Give me that. You have to give him to me.
But Antoinette draws away, draws Loki away, folds herself protectively over him and Jacqueline both. Two within her now, Loki-stone and Lina-stone, knocking against one another in a way that feels right, that feels perfect, and how the hell could she ever have considered giving him up? She will never give him up. And again that flash of yellow her mother is too slow to conceal, too slow or merely unable. Meek little pebble blinking amber and she pushes closer, reaches closer and–
NO.
–her mother swats her away. An angry, effortless shove that takes Antoinette by surprise, hits her like a punch in the sternum and she gasps as the connection with her mother is abruptly, painfully severed.
She blinks, dizzy-drunk and wobbling on her chair. ‘What was that?’
‘Nothing you need to lose sleep over,’ Sally Paige tells her through trembling, grey-tinged lips. She looks exhausted, face sheened with perspiration and breath rasping harsh, but deep in those red-lined eyes gleams a cool and all too familiar disappointment.

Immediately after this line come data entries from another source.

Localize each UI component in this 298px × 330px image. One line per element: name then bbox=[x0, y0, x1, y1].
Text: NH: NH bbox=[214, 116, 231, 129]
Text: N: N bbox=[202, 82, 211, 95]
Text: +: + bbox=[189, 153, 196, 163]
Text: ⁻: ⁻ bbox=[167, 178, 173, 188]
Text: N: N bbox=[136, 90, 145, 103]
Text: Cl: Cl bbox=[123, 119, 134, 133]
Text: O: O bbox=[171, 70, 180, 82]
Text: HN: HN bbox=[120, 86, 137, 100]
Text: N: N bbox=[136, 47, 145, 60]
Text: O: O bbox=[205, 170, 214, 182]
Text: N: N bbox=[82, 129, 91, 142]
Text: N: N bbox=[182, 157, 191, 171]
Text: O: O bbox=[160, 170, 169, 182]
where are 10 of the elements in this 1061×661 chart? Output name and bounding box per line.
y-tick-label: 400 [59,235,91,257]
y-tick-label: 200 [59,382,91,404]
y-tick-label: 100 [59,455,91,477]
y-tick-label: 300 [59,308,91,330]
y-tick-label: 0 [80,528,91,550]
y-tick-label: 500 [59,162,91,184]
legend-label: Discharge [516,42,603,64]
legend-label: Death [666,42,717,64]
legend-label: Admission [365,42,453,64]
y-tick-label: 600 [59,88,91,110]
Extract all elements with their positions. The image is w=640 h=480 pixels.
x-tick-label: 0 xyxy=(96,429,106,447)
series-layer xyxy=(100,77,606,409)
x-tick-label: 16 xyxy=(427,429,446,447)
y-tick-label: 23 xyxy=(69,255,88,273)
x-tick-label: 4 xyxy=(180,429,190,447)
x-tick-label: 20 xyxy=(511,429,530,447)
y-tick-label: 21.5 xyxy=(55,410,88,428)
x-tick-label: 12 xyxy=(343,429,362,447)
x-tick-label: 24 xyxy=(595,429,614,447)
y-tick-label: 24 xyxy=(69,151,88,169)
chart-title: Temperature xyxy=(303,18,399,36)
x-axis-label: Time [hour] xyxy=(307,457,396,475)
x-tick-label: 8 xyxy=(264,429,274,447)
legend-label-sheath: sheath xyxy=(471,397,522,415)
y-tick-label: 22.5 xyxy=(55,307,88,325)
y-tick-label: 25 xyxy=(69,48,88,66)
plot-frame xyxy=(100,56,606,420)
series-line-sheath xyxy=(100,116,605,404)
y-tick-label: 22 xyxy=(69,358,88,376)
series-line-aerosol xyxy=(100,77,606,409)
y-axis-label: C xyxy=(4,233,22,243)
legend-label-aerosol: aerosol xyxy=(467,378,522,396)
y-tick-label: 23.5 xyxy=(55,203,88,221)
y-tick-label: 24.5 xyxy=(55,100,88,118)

‘I saw it,’ Antoinette insists. ‘I felt it. You have another perfection!’
‘That’s none of your business.’
‘But you said a woman couldn’t cope with two of them, you said–’
‘Does it look like I’ve been coping?’
‘Who is it? Where are they?’
‘I’m tired.’ Her mother sinks down into her pillows. ‘And now we have to do this all again. Stupid girl, why didn’t you just give him over to me?’

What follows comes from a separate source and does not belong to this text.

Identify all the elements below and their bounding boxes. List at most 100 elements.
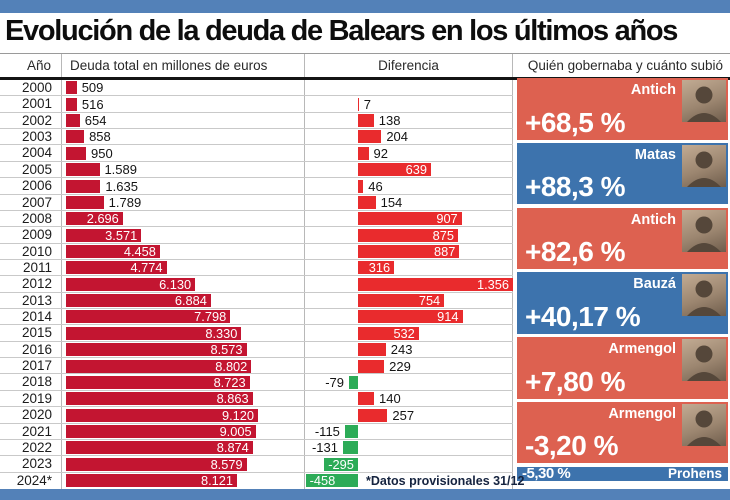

/> ‘You’re not getting him,’ Antoinette says through clenched teeth. ‘I’ve decided to keep them, both of them. They’re mine.’

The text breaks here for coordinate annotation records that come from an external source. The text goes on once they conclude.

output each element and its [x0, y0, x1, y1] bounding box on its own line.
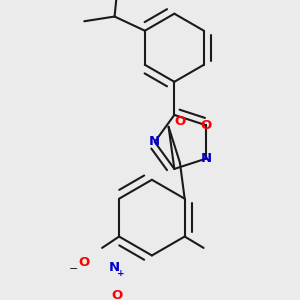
Text: N: N	[109, 261, 120, 274]
Text: O: O	[174, 115, 186, 128]
Text: −: −	[69, 264, 79, 274]
Text: +: +	[117, 269, 125, 278]
Text: N: N	[200, 152, 211, 165]
Text: N: N	[149, 135, 160, 148]
Text: O: O	[79, 256, 90, 269]
Text: O: O	[200, 119, 212, 132]
Text: O: O	[112, 289, 123, 300]
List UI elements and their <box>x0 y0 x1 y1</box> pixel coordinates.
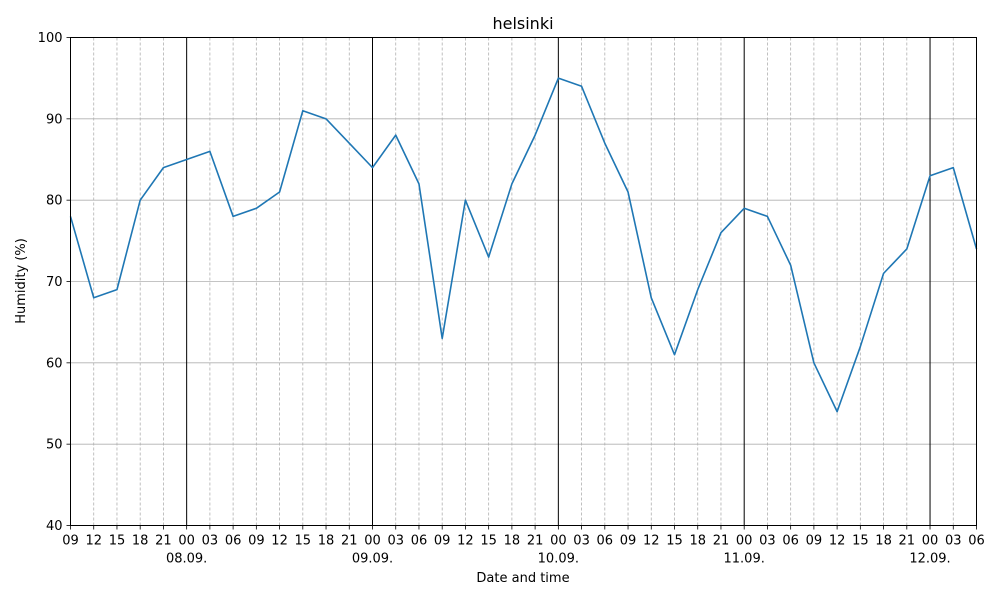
x-date-label: 11.09. <box>724 552 765 567</box>
y-tick-label: 60 <box>46 356 63 371</box>
tick-layer: 40 50 60 70 80 90 100 09 12 15 18 21 00 03 06 09 12 15 18 2… <box>38 31 985 567</box>
x-tick-label: 09 <box>62 534 79 549</box>
x-tick-label: 03 <box>573 534 590 549</box>
x-tick-label: 12 <box>85 534 102 549</box>
x-tick-label: 21 <box>713 534 730 549</box>
x-tick-label: 00 <box>550 534 567 549</box>
x-date-label: 12.09. <box>909 552 950 567</box>
x-tick-label: 03 <box>387 534 404 549</box>
y-tick-label: 40 <box>46 519 63 534</box>
y-tick-label: 50 <box>46 438 63 453</box>
x-axis-title: Date and time <box>476 571 569 586</box>
x-tick-label: 09 <box>248 534 265 549</box>
x-tick-label: 09 <box>806 534 823 549</box>
y-tick-label: 90 <box>46 112 63 127</box>
x-tick-label: 18 <box>318 534 335 549</box>
x-tick-label: 21 <box>341 534 358 549</box>
x-tick-label: 12 <box>643 534 660 549</box>
x-tick-label: 06 <box>411 534 428 549</box>
x-tick-label: 00 <box>178 534 195 549</box>
x-tick-label: 12 <box>457 534 474 549</box>
x-tick-label: 06 <box>597 534 614 549</box>
x-tick-label: 00 <box>364 534 381 549</box>
x-tick-label: 03 <box>202 534 219 549</box>
x-tick-label: 03 <box>759 534 776 549</box>
y-tick-label: 70 <box>46 275 63 290</box>
line-layer <box>69 77 978 413</box>
x-tick-label: 21 <box>527 534 544 549</box>
x-tick-label: 03 <box>945 534 962 549</box>
x-tick-label: 18 <box>504 534 521 549</box>
grid-layer <box>70 37 977 526</box>
x-tick-label: 12 <box>829 534 846 549</box>
x-tick-label: 18 <box>689 534 706 549</box>
x-date-label: 09.09. <box>352 552 393 567</box>
y-axis-title: Humidity (%) <box>14 238 29 324</box>
x-tick-label: 06 <box>968 534 985 549</box>
humidity-series-line <box>69 77 978 413</box>
x-tick-label: 18 <box>132 534 149 549</box>
x-tick-label: 21 <box>155 534 172 549</box>
x-tick-label: 15 <box>480 534 497 549</box>
x-tick-label: 09 <box>620 534 637 549</box>
x-tick-label: 18 <box>875 534 892 549</box>
x-tick-label: 15 <box>852 534 869 549</box>
y-tick-label: 100 <box>38 31 63 46</box>
x-tick-label: 06 <box>225 534 242 549</box>
x-tick-label: 09 <box>434 534 451 549</box>
x-tick-label: 06 <box>782 534 799 549</box>
y-tick-label: 80 <box>46 194 63 209</box>
x-tick-label: 15 <box>295 534 312 549</box>
x-tick-label: 12 <box>271 534 288 549</box>
x-tick-label: 00 <box>922 534 939 549</box>
x-tick-label: 15 <box>109 534 126 549</box>
x-date-label: 10.09. <box>538 552 579 567</box>
chart-title: helsinki <box>492 14 553 33</box>
x-date-label: 08.09. <box>166 552 207 567</box>
x-tick-label: 21 <box>899 534 916 549</box>
x-tick-label: 15 <box>666 534 683 549</box>
x-tick-label: 00 <box>736 534 753 549</box>
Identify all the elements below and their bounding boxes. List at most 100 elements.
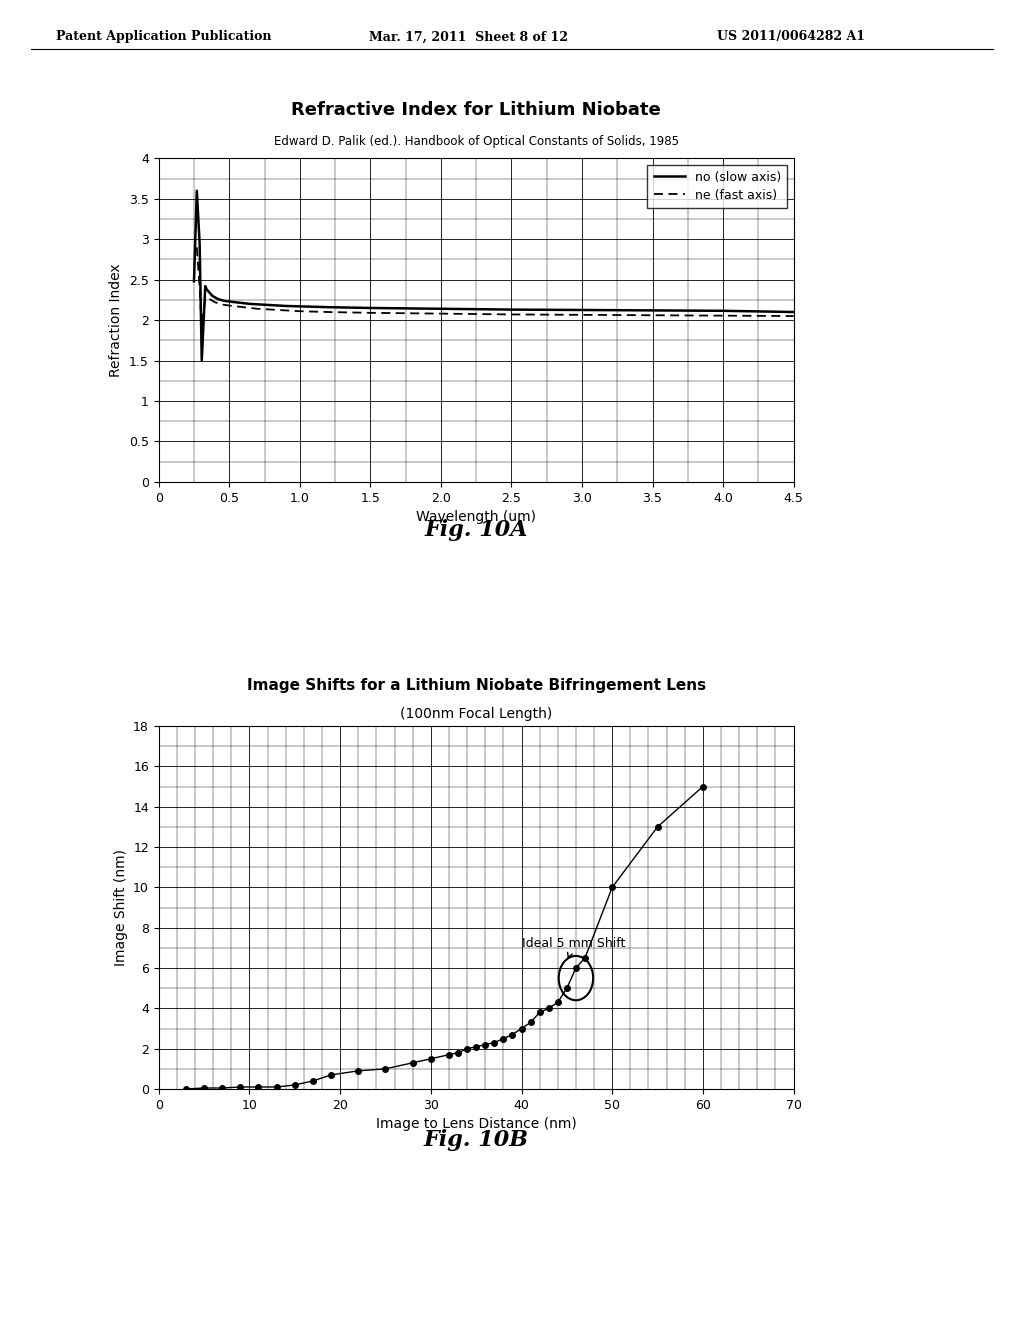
ne (fast axis)	[212, 296, 224, 312]
Text: Refractive Index for Lithium Niobate: Refractive Index for Lithium Niobate	[291, 100, 662, 119]
Point	[350, 1060, 367, 1081]
ne (fast axis)	[280, 302, 292, 318]
Text: Edward D. Palik (ed.). Handbook of Optical Constants of Solids, 1985: Edward D. Palik (ed.). Handbook of Optic…	[273, 135, 679, 148]
ne (fast axis)	[238, 300, 250, 315]
ne (fast axis)	[206, 293, 218, 309]
no (slow axis)	[198, 308, 210, 323]
Text: Image Shifts for a Lithium Niobate Bifringement Lens: Image Shifts for a Lithium Niobate Bifri…	[247, 678, 706, 693]
Text: Ideal 5 mm Shift: Ideal 5 mm Shift	[521, 937, 625, 958]
no (slow axis)	[215, 292, 227, 308]
Point	[567, 957, 584, 978]
no (slow axis)	[199, 279, 211, 294]
no (slow axis)	[505, 302, 517, 318]
Point	[649, 816, 666, 837]
Point	[196, 1077, 212, 1098]
no (slow axis)	[280, 298, 292, 314]
no (slow axis)	[201, 281, 213, 297]
Point	[268, 1076, 285, 1097]
Point	[214, 1077, 230, 1098]
Y-axis label: Refraction Index: Refraction Index	[110, 263, 124, 378]
ne (fast axis)	[190, 239, 203, 255]
Point	[377, 1059, 393, 1080]
no (slow axis)	[217, 293, 229, 309]
ne (fast axis)	[215, 296, 227, 312]
ne (fast axis)	[646, 308, 658, 323]
no (slow axis)	[575, 302, 588, 318]
ne (fast axis)	[294, 304, 306, 319]
no (slow axis)	[365, 300, 377, 315]
ne (fast axis)	[575, 308, 588, 323]
Legend: no (slow axis), ne (fast axis): no (slow axis), ne (fast axis)	[647, 165, 787, 209]
ne (fast axis)	[198, 300, 210, 315]
Text: Mar. 17, 2011  Sheet 8 of 12: Mar. 17, 2011 Sheet 8 of 12	[369, 30, 567, 44]
no (slow axis)	[194, 235, 206, 251]
ne (fast axis)	[245, 300, 257, 315]
Point	[550, 991, 566, 1012]
no (slow axis)	[435, 301, 447, 317]
Point	[323, 1064, 339, 1085]
no (slow axis)	[265, 297, 278, 313]
ne (fast axis)	[322, 304, 334, 319]
Point	[459, 1038, 475, 1059]
no (slow axis)	[196, 352, 208, 368]
no (slow axis)	[223, 293, 236, 309]
ne (fast axis)	[717, 308, 729, 323]
no (slow axis)	[717, 302, 729, 318]
no (slow axis)	[251, 297, 263, 313]
Point	[522, 1012, 539, 1034]
Point	[531, 1002, 548, 1023]
no (slow axis)	[787, 304, 800, 319]
ne (fast axis)	[787, 308, 800, 323]
ne (fast axis)	[201, 289, 213, 305]
ne (fast axis)	[199, 292, 211, 308]
ne (fast axis)	[196, 321, 208, 337]
Point	[504, 1024, 520, 1045]
no (slow axis)	[212, 292, 224, 308]
no (slow axis)	[294, 298, 306, 314]
Point	[468, 1036, 484, 1057]
Text: Patent Application Publication: Patent Application Publication	[56, 30, 271, 44]
ne (fast axis)	[365, 305, 377, 321]
no (slow axis)	[209, 289, 221, 305]
ne (fast axis)	[230, 298, 243, 314]
Point	[513, 1018, 529, 1039]
no (slow axis)	[245, 296, 257, 312]
Point	[604, 876, 621, 898]
ne (fast axis)	[217, 297, 229, 313]
Point	[694, 776, 711, 797]
ne (fast axis)	[209, 294, 221, 310]
ne (fast axis)	[204, 292, 216, 308]
Y-axis label: Image Shift (nm): Image Shift (nm)	[114, 849, 128, 966]
Line: ne (fast axis): ne (fast axis)	[197, 247, 794, 329]
X-axis label: Image to Lens Distance (nm): Image to Lens Distance (nm)	[376, 1117, 577, 1131]
no (slow axis)	[206, 288, 218, 304]
no (slow axis)	[190, 182, 203, 198]
no (slow axis)	[204, 285, 216, 301]
no (slow axis)	[238, 296, 250, 312]
no (slow axis)	[230, 294, 243, 310]
Point	[423, 1048, 439, 1069]
no (slow axis)	[322, 300, 334, 315]
X-axis label: Wavelength (um): Wavelength (um)	[416, 510, 537, 524]
ne (fast axis)	[194, 280, 206, 296]
Text: Fig. 10A: Fig. 10A	[424, 519, 528, 541]
Point	[287, 1074, 303, 1096]
Text: Fig. 10B: Fig. 10B	[424, 1129, 528, 1151]
Point	[440, 1044, 457, 1065]
Point	[559, 978, 575, 999]
Point	[404, 1052, 421, 1073]
Text: (100nm Focal Length): (100nm Focal Length)	[400, 706, 552, 721]
ne (fast axis)	[251, 301, 263, 317]
Point	[496, 1028, 512, 1049]
Point	[577, 948, 593, 969]
no (slow axis)	[187, 273, 200, 289]
ne (fast axis)	[505, 306, 517, 322]
Text: US 2011/0064282 A1: US 2011/0064282 A1	[717, 30, 865, 44]
Point	[178, 1078, 195, 1100]
ne (fast axis)	[223, 297, 236, 313]
Point	[486, 1032, 503, 1053]
Point	[477, 1034, 494, 1055]
Point	[541, 998, 557, 1019]
Point	[232, 1076, 249, 1097]
Point	[250, 1076, 266, 1097]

‘Don’t be so sentimental. They’ll ruin you.’
‘I feel fine. No different.’
‘Wait till you sober up. Wait till she starts to drain you.’
Antoinette grabs a glass of water from the bedside table, drinks most of it in one thirsty gulp. ‘You know what I think? I think you don’t know half of what you think you know. I think you’re a bitter old woman who screwed up her life and now doesn’t want anyone else to be happy even for a second.’
‘You’re a drunken little fool.’
‘And you’re a liar.’ She lurches to her feet, reaches for the back the chair to brace herself. ‘But you know what? Loki and Jacqueline love each other, and I’m not going to take that away from them just because it’s something I can’t have anymore. I’m not you, I’m not going to spoil things for them out of spite.’
Beneath her fury, Sally Paige seems startled. ‘They love each other?’
‘Like Romeo and Juliet, I swear to god.’
‘How very apt.’
‘Sorry?’
‘Two perfections. It can hardly end well.’
‘Yeah? Well, guess what? Jacqueline–’
A commotion of footsteps and raised voices out in the hall catches her attention and she sways around to face the door just as her sister flings it open, panting and flushed like she’s been running. Loki right behind, pleading with her to wait, please Lina, just wait, but she shrugs him off, marches into the bedroom like there’s an entire battalion at her heels.
‘Move out of the way, Ant. I am going to kill that old witch right where she lies.’
— 23 —
For a few bleary, perplexing seconds, Antoinette is caught between the two of them. Jacqueline screaming at Sally Paige, rapid-fire accusations about Charles and some old shed that make no kind of sense at all, and the older woman snapping back, telling her to calm down, to stop being so hysterical – that word a bugbear of Jacqueline’s from way back, guaranteed to press all the wrong buttons as her mother well knows – and her sister launches herself at the bed, hands outstretched like she wants to tear Sally Paige’s eyes out or worse.